Sometimes what your project needs to move forward is to be left alone so the ideas can mull, ferment, or percolate in the back of your mind. This stage will feel painful, unproductive, and like you are procrastinating.
Strategies for the mulling phase
Physical work is a good option. Our brains work better when we are moving. Even though it doesn’t look like writing, taking long walks, doing physical labour (raking leaves, gardening, cleaning the house), or other activity that keeps you busy but doesn’t use the same brain space as your writing project is actually a good idea.
You may want to keep some means of recording insights with you: a small notebook and pen, or your smart phone. (You could also get an app like Dragon Dictation that will transcribe your speech into text, making it easier to do things with it when you are back at your desk.)
Or, allow this project to lie fallow for a while. Coming back to it with fresh eyes can be remarkably productive even though it feels like doing nothing. Define the fallow period. Schedule a time to come back to this project in a few weeks. You might also consider whether it is developed enough that giving it to someone else (e.g. a colleague, an editor) during that time would be useful.

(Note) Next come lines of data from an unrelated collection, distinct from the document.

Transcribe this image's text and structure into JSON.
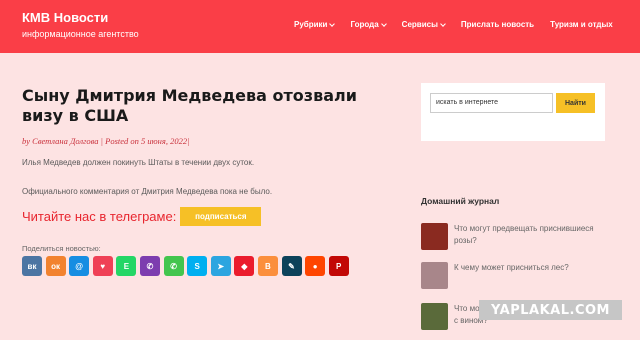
{
  "header": {
    "brand": "КМВ Новости",
    "tagline": "информационное агентство",
    "nav": [
      {
        "label": "Рубрики",
        "has_dropdown": true
      },
      {
        "label": "Города",
        "has_dropdown": true
      },
      {
        "label": "Сервисы",
        "has_dropdown": true
      },
      {
        "label": "Прислать новость",
        "has_dropdown": false
      },
      {
        "label": "Туризм и отдых",
        "has_dropdown": false
      }
    ]
  },
  "article": {
    "title": "Сыну Дмитрия Медведева отозвали визу в США",
    "meta": "by Светлана Долгова | Posted on 5 июня, 2022|",
    "para1": "Илья Медведев должен покинуть Штаты в течении двух суток.",
    "para2": "Официального комментария от Дмитрия Медведева пока не было.",
    "telegram_text": "Читайте нас в телеграме:",
    "subscribe_label": "подписаться",
    "share_label": "Поделиться новостью:"
  },
  "share_buttons": [
    {
      "name": "vk-share-icon",
      "glyph": "вк",
      "color": "#4c75a3"
    },
    {
      "name": "ok-share-icon",
      "glyph": "ок",
      "color": "#f2822f"
    },
    {
      "name": "mailru-share-icon",
      "glyph": "@",
      "color": "#168de2"
    },
    {
      "name": "pocket-share-icon",
      "glyph": "♥",
      "color": "#ef4056"
    },
    {
      "name": "evernote-share-icon",
      "glyph": "E",
      "color": "#24d666"
    },
    {
      "name": "viber-share-icon",
      "glyph": "✆",
      "color": "#7d3daf"
    },
    {
      "name": "whatsapp-share-icon",
      "glyph": "✆",
      "color": "#43c54e"
    },
    {
      "name": "skype-share-icon",
      "glyph": "S",
      "color": "#00aff0"
    },
    {
      "name": "telegram-share-icon",
      "glyph": "➤",
      "color": "#2ca5e0"
    },
    {
      "name": "collections-share-icon",
      "glyph": "◆",
      "color": "#eb1c2d"
    },
    {
      "name": "blogger-share-icon",
      "glyph": "B",
      "color": "#fb8f3d"
    },
    {
      "name": "livejournal-share-icon",
      "glyph": "✎",
      "color": "#0d425a"
    },
    {
      "name": "reddit-share-icon",
      "glyph": "●",
      "color": "#ff4500"
    },
    {
      "name": "pinterest-share-icon",
      "glyph": "P",
      "color": "#c20806"
    }
  ],
  "sidebar": {
    "search_placeholder": "искать в интернете",
    "search_button": "Найти",
    "widget_title": "Домашний журнал",
    "posts": [
      {
        "title": "Что могут предвещать приснившиеся розы?",
        "thumb_color": "#8a2a20"
      },
      {
        "title": "К чему может присниться лес?",
        "thumb_color": "#a8868a"
      },
      {
        "title": "Что может предвещать сон, связанное с вином?",
        "thumb_color": "#5a6a3a"
      }
    ]
  },
  "watermark": "YAPLAKAL.COM"
}
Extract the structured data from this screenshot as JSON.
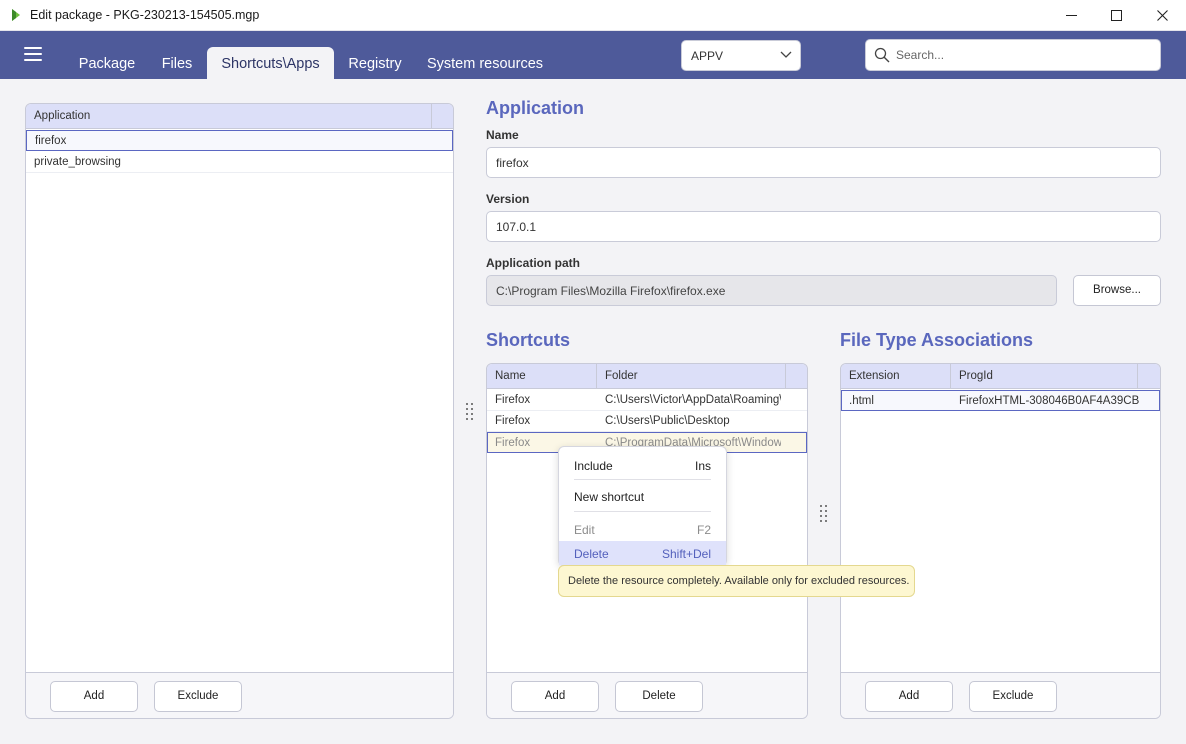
{
  "window": {
    "title": "Edit package - PKG-230213-154505.mgp"
  },
  "tabs": [
    {
      "label": "Package"
    },
    {
      "label": "Files"
    },
    {
      "label": "Shortcuts\\Apps"
    },
    {
      "label": "Registry"
    },
    {
      "label": "System resources"
    }
  ],
  "type_select": {
    "value": "APPV"
  },
  "search": {
    "placeholder": "Search..."
  },
  "applications": {
    "header": "Application",
    "rows": [
      "firefox",
      "private_browsing"
    ],
    "add_label": "Add",
    "exclude_label": "Exclude"
  },
  "application": {
    "title": "Application",
    "name_label": "Name",
    "name_value": "firefox",
    "version_label": "Version",
    "version_value": "107.0.1",
    "path_label": "Application path",
    "path_value": "C:\\Program Files\\Mozilla Firefox\\firefox.exe",
    "browse_label": "Browse..."
  },
  "shortcuts": {
    "title": "Shortcuts",
    "col_name": "Name",
    "col_folder": "Folder",
    "rows": [
      {
        "name": "Firefox",
        "folder": "C:\\Users\\Victor\\AppData\\Roaming\\Microsoft"
      },
      {
        "name": "Firefox",
        "folder": "C:\\Users\\Public\\Desktop"
      },
      {
        "name": "Firefox",
        "folder": "C:\\ProgramData\\Microsoft\\Windows"
      }
    ],
    "add_label": "Add",
    "delete_label": "Delete"
  },
  "fta": {
    "title": "File Type Associations",
    "col_ext": "Extension",
    "col_progid": "ProgId",
    "rows": [
      {
        "ext": ".html",
        "progid": "FirefoxHTML-308046B0AF4A39CB"
      }
    ],
    "add_label": "Add",
    "exclude_label": "Exclude"
  },
  "context_menu": {
    "include": {
      "label": "Include",
      "shortcut": "Ins"
    },
    "new_shortcut": {
      "label": "New shortcut"
    },
    "edit": {
      "label": "Edit",
      "shortcut": "F2"
    },
    "delete": {
      "label": "Delete",
      "shortcut": "Shift+Del"
    }
  },
  "tooltip": {
    "text": "Delete the resource completely. Available only for excluded resources."
  },
  "colors": {
    "header": "#4e5a9a",
    "accent": "#5a67bd",
    "grid_header": "#dcdff8",
    "tooltip": "#fdf7d1"
  }
}
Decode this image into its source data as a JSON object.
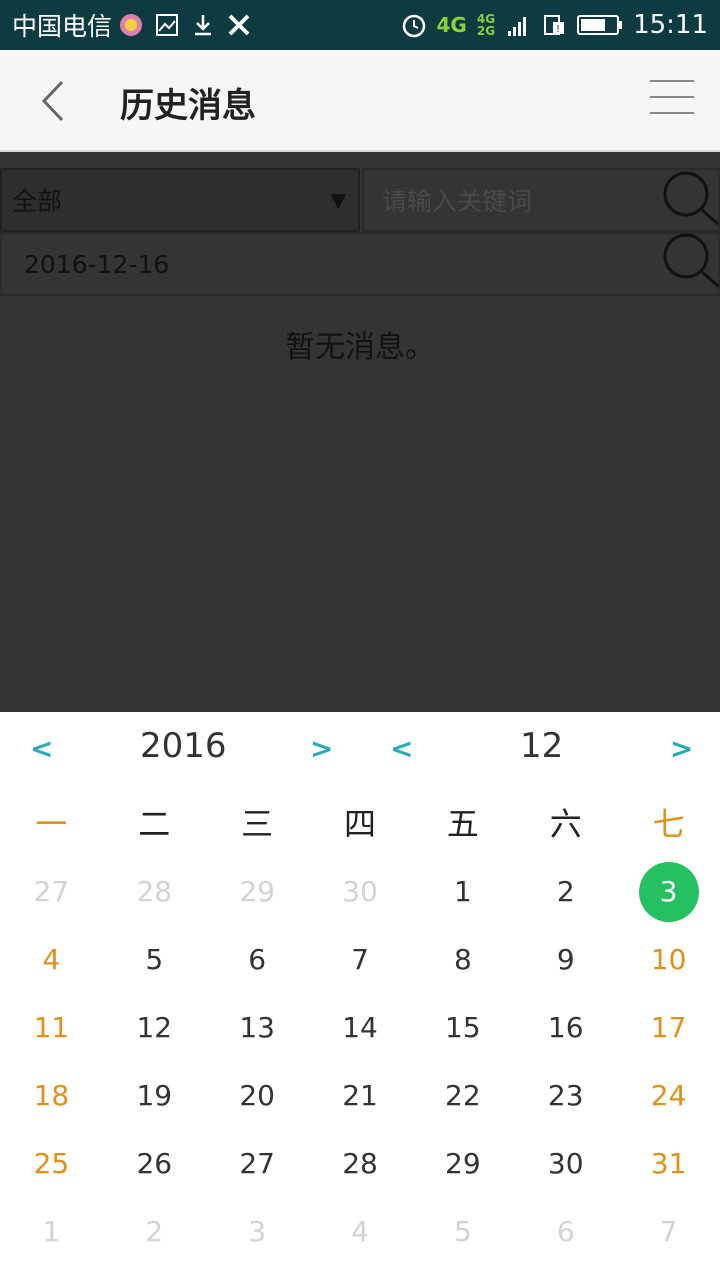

You can maintain your writing practice during this fallow period by switching your main focus to another project. You aren’t stopping writing altogether; you are putting this project on a back burner.
This is not procrastination.
Your gremlin might pop up to tell you that this strategy is procrastination. Here’s a quick way to check:
Ask yourself “Will doing this move my project forward?”
If the answer is “Yes.” Tell your gremlin to go have a coffee while you do this thing.
If the answer is “No.” then ask yourself “What would move my project forward?” and do that.
At some point you will have a Eureka! moment in which the way forward is suddenly clear. That may come while you are idly pondering your project while shovelling snow. Or it may come when you return to the project and reread it. You will have a surge of energy to write. Or, more accurately, to rewrite, revise, restructure and otherwise create a new draft from your current draft. Use that energy.
If a gremlin chastises you for not realizing this earlier, give them a cookie. Your gremlin’s faith in you is admirable but you really couldn’t have seen it without that fallow phase in the middle.